“AM” stands for Amplitude Modulation, which is a technique used to modulate the amplitude (volume) of a carrier waveform using a secondary modulator waveform. The amplitude of the carrier waveform is varied according to the amplitude of the modulator waveform, resulting in a new, more complex output waveform. This technique can be used to create a wide range of timbral effects, from subtle to highly dramatic, depending on the characteristics of the modulator and carrier waveforms.
Amplitude Modulation is typically achieved by using an oscillator or other signal source as the carrier and a second oscillator or control signal as the modulator. The modulator signal can be a low-frequency oscillator (LFO), an audio-rate oscillator, an envelope generator, or any other control signal. The choice of modulator waveform and its frequency will greatly influence the resulting sound.

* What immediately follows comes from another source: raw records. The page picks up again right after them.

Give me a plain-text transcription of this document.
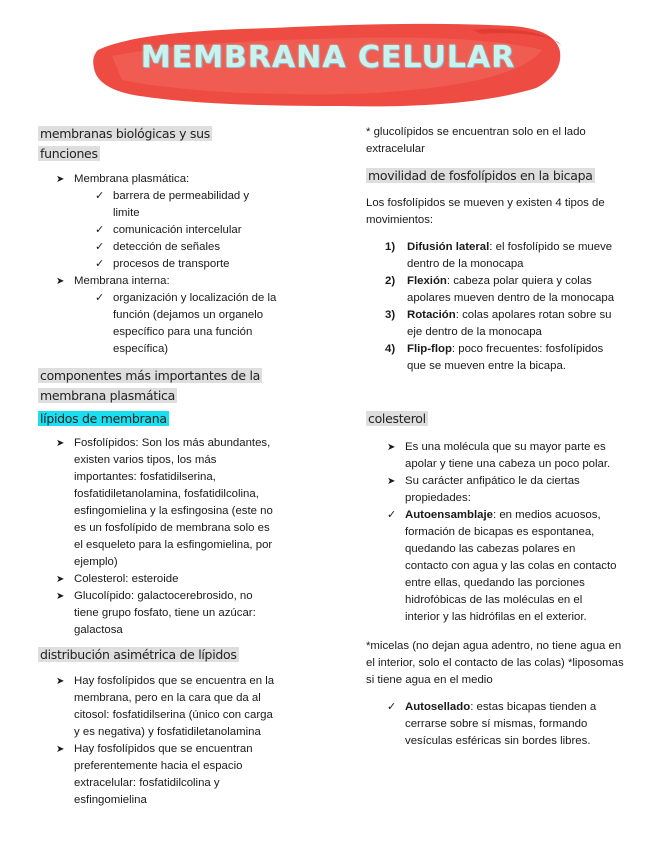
MEMBRANA CELULAR

membranas biológicas y sus funciones

➤ Membrana plasmática:
✓ barrera de permeabilidad y limite
✓ comunicación intercelular
✓ detección de señales
✓ procesos de transporte
➤ Membrana interna:
✓ organización y localización de la función (dejamos un organelo específico para una función específica)

componentes más importantes de la membrana plasmática

lípidos de membrana

➤ Fosfolípidos: Son los más abundantes, existen varios tipos, los más importantes: fosfatidilserina, fosfatidiletanolamina, fosfatidilcolina, esfingomielina y la esfingosina (este no es un fosfolípido de membrana solo es el esqueleto para la esfingomielina, por ejemplo)
➤ Colesterol: esteroide
➤ Glucolípido: galactocerebrosido, no tiene grupo fosfato, tiene un azúcar: galactosa

distribución asimétrica de lípidos

➤ Hay fosfolípidos que se encuentra en la membrana, pero en la cara que da al citosol: fosfatidilserina (único con carga y es negativa) y fosfatidiletanolamina
➤ Hay fosfolípidos que se encuentran preferentemente hacia el espacio extracelular: fosfatidilcolina y esfingomielina

* glucolípidos se encuentran solo en el lado extracelular

movilidad de fosfolípidos en la bicapa

Los fosfolípidos se mueven y existen 4 tipos de movimientos:

1) Difusión lateral: el fosfolípido se mueve dentro de la monocapa
2) Flexión: cabeza polar quiera y colas apolares mueven dentro de la monocapa
3) Rotación: colas apolares rotan sobre su eje dentro de la monocapa
4) Flip-flop: poco frecuentes: fosfolípidos que se mueven entre la bicapa.

colesterol

➤ Es una molécula que su mayor parte es apolar y tiene una cabeza un poco polar.
➤ Su carácter anfipático le da ciertas propiedades:
✓ Autoensamblaje: en medios acuosos, formación de bicapas es espontanea, quedando las cabezas polares en contacto con agua y las colas en contacto entre ellas, quedando las porciones hidrofóbicas de las moléculas en el interior y las hidrófilas en el exterior.

*micelas (no dejan agua adentro, no tiene agua en el interior, solo el contacto de las colas) *liposomas si tiene agua en el medio

✓ Autosellado: estas bicapas tienden a cerrarse sobre sí mismas, formando vesículas esféricas sin bordes libres.
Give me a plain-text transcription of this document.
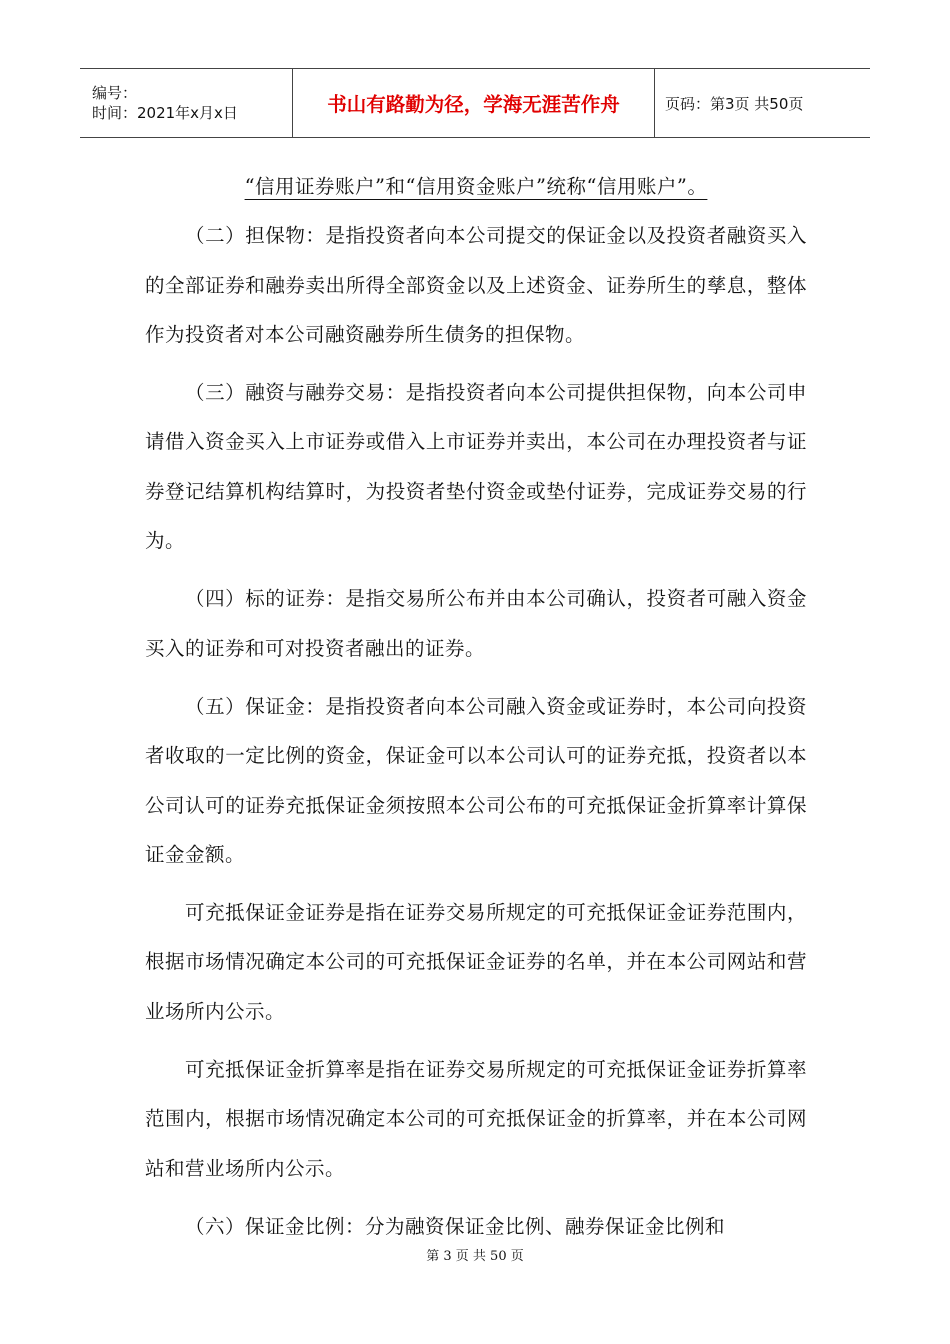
编号：
时间：2021年x月x日	书山有路勤为径，学海无涯苦作舟	页码：第3页 共50页

“信用证券账户”和“信用资金账户”统称“信用账户”。

（二）担保物：是指投资者向本公司提交的保证金以及投资者融资买入的全部证券和融券卖出所得全部资金以及上述资金、证券所生的孳息，整体作为投资者对本公司融资融券所生债务的担保物。

（三）融资与融券交易：是指投资者向本公司提供担保物，向本公司申请借入资金买入上市证券或借入上市证券并卖出，本公司在办理投资者与证券登记结算机构结算时，为投资者垫付资金或垫付证券，完成证券交易的行为。

（四）标的证券：是指交易所公布并由本公司确认，投资者可融入资金买入的证券和可对投资者融出的证券。

（五）保证金：是指投资者向本公司融入资金或证券时，本公司向投资者收取的一定比例的资金，保证金可以本公司认可的证券充抵，投资者以本公司认可的证券充抵保证金须按照本公司公布的可充抵保证金折算率计算保证金金额。

可充抵保证金证券是指在证券交易所规定的可充抵保证金证券范围内，根据市场情况确定本公司的可充抵保证金证券的名单，并在本公司网站和营业场所内公示。

可充抵保证金折算率是指在证券交易所规定的可充抵保证金证券折算率范围内，根据市场情况确定本公司的可充抵保证金的折算率，并在本公司网站和营业场所内公示。

（六）保证金比例：分为融资保证金比例、融券保证金比例和

第 3 页 共 50 页
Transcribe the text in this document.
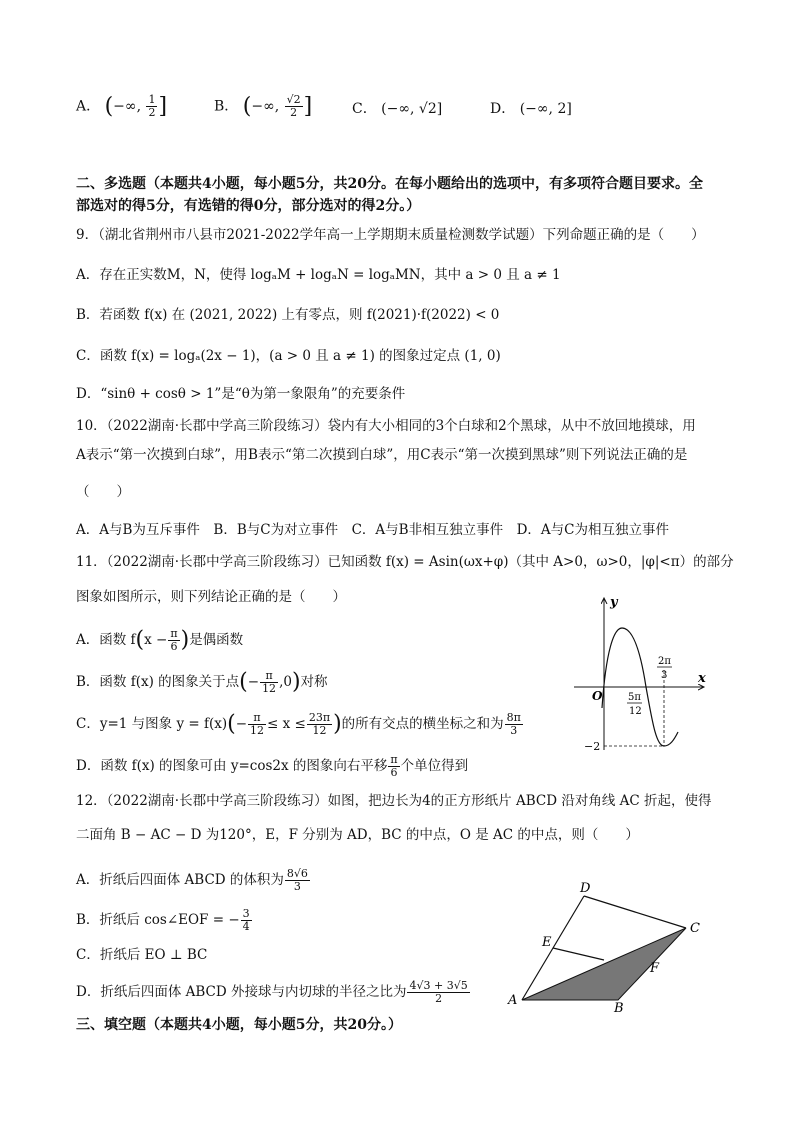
A． (−∞, $\frac{1}{2}$ ]	B． (−∞, $\frac{√2}{2}$ ]	C． (−∞, √2]	D． (−∞, 2]
二、多选题（本题共4小题，每小题5分，共20分。在每小题给出的选项中，有多项符合题目要求。全
部选对的得5分，有选错的得0分，部分选对的得2分。）
9．（湖北省荆州市八县市2021-2022学年高一上学期期末质量检测数学试题）下列命题正确的是（　　）
A．存在正实数M，N，使得 logₐM + logₐN = logₐMN，其中 a > 0 且 a ≠ 1
B．若函数 f(x) 在 (2021, 2022) 上有零点，则 f(2021)·f(2022) < 0
C．函数 f(x) = logₐ(2x − 1)，(a > 0 且 a ≠ 1) 的图象过定点 (1, 0)
D．“sinθ + cosθ > 1”是“θ为第一象限角”的充要条件
10．（2022湖南·长郡中学高三阶段练习）袋内有大小相同的3个白球和2个黑球，从中不放回地摸球，用
A表示“第一次摸到白球”，用B表示“第二次摸到白球”，用C表示“第一次摸到黑球”则下列说法正确的是
（　　）
A．A与B为互斥事件　B．B与C为对立事件　C．A与B非相互独立事件　D．A与C为相互独立事件
11．（2022湖南·长郡中学高三阶段练习）已知函数 f(x) = Asin(ωx+φ)（其中 A>0，ω>0，|φ|<π）的部分
图象如图所示，则下列结论正确的是（　　）
A．函数 $f(x - \frac{\pi}{6}$ )是偶函数
B．函数 f(x) 的图象关于点(− $\frac{\pi}{12} ,0$)对称
C．y=1 与图象 $y = f(x)(- \frac{\pi}{12} \le x \le \frac{23\pi}{12}$ )的所有交点的横坐标之和为 $\frac{8\pi}{3}$
D．函数 f(x) 的图象可由 y=cos2x 的图象向右平移 $\frac{\pi}{6}$ 个单位得到
y
x
O
−2
5π
12
2π
3
12．（2022湖南·长郡中学高三阶段练习）如图，把边长为4的正方形纸片 ABCD 沿对角线 AC 折起，使得
二面角 B − AC − D 为120°，E，F 分别为 AD，BC 的中点，O 是 AC 的中点，则（　　）
A．折纸后四面体 ABCD 的体积为 $\frac{8√6}{3}$
B．折纸后 cos∠EOF = − $\frac{3}{4}$
C．折纸后 EO ⊥ BC
D．折纸后四面体 ABCD 外接球与内切球的半径之比为 $\frac{4√3 + 3√5}{2}$
D
C
E
F
A
B
三、填空题（本题共4小题，每小题5分，共20分。）
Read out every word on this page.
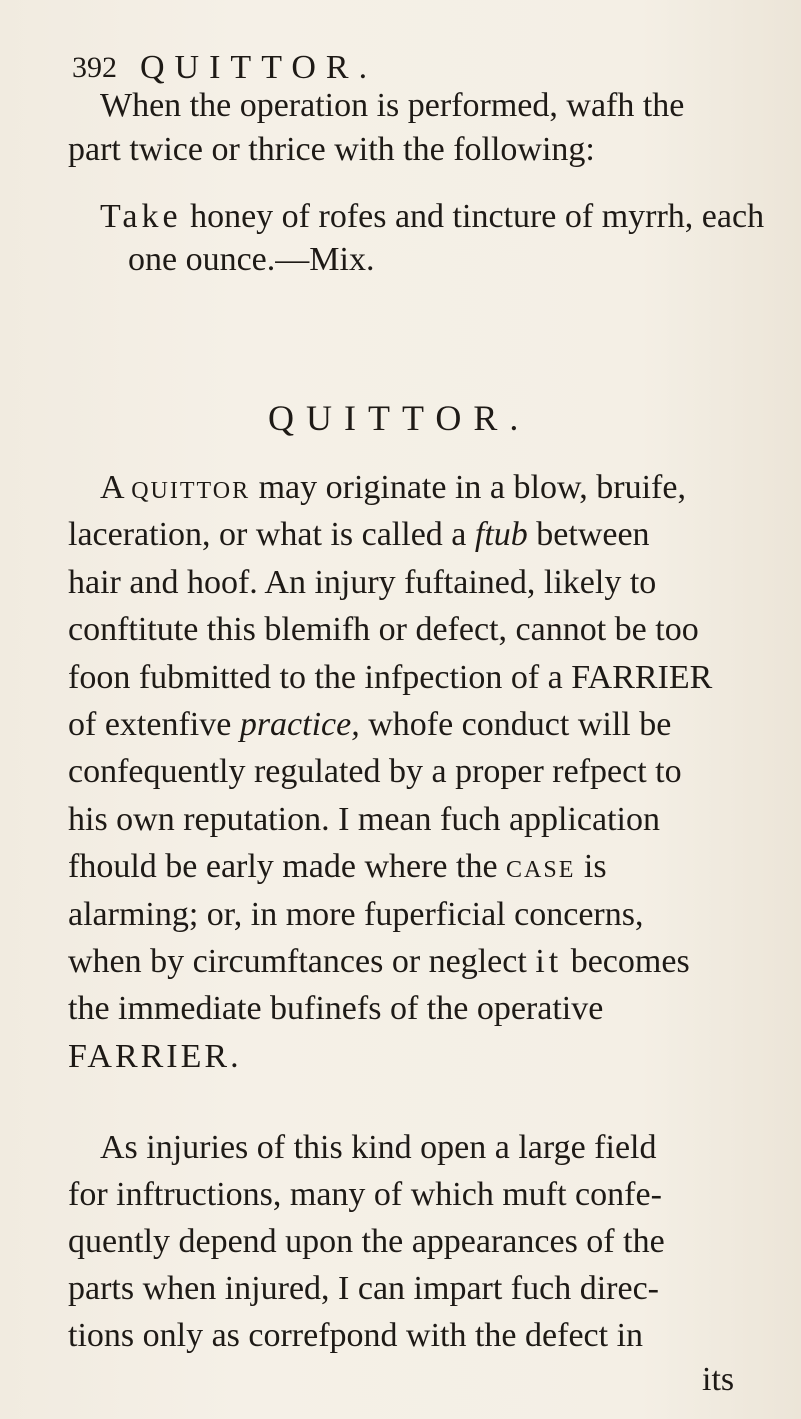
392 QUITTOR.
When the operation is performed, wafh the
part twice or thrice with the following:
Take honey of rofes and tincture of myrrh, each
one ounce.—Mix.
QUITTOR.
A quittor may originate in a blow, bruife,
laceration, or what is called a ftub between
hair and hoof. An injury fuftained, likely to
conftitute this blemifh or defect, cannot be too
foon fubmitted to the infpection of a FARRIER
of extenfive practice, whofe conduct will be
confequently regulated by a proper refpect to
his own reputation. I mean fuch application
fhould be early made where the case is
alarming; or, in more fuperficial concerns,
when by circumftances or neglect it becomes
the immediate bufinefs of the operative
FARRIER.
As injuries of this kind open a large field
for inftructions, many of which muft confe-
quently depend upon the appearances of the
parts when injured, I can impart fuch direc-
tions only as correfpond with the defect in
its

When the modulator is an LFO, AM produces tremolo-like effects, where the volume of the carrier waveform fluctuates slowly over time. When the modulator is an audio-rate oscillator, more complex sidebands (additional frequencies) are introduced into the output signal, creating rich and evolving textures that can range from harmonic to inharmonic, depending on the relationship between the carrier and modulator frequencies.
Amplitude Modulation is a fundamental synthesis technique used in various types of synthesizers, including subtractive, additive, and frequency modulation (FM) synthesis. It provides a means to create dynamic and expressive sounds with evolving harmonic content.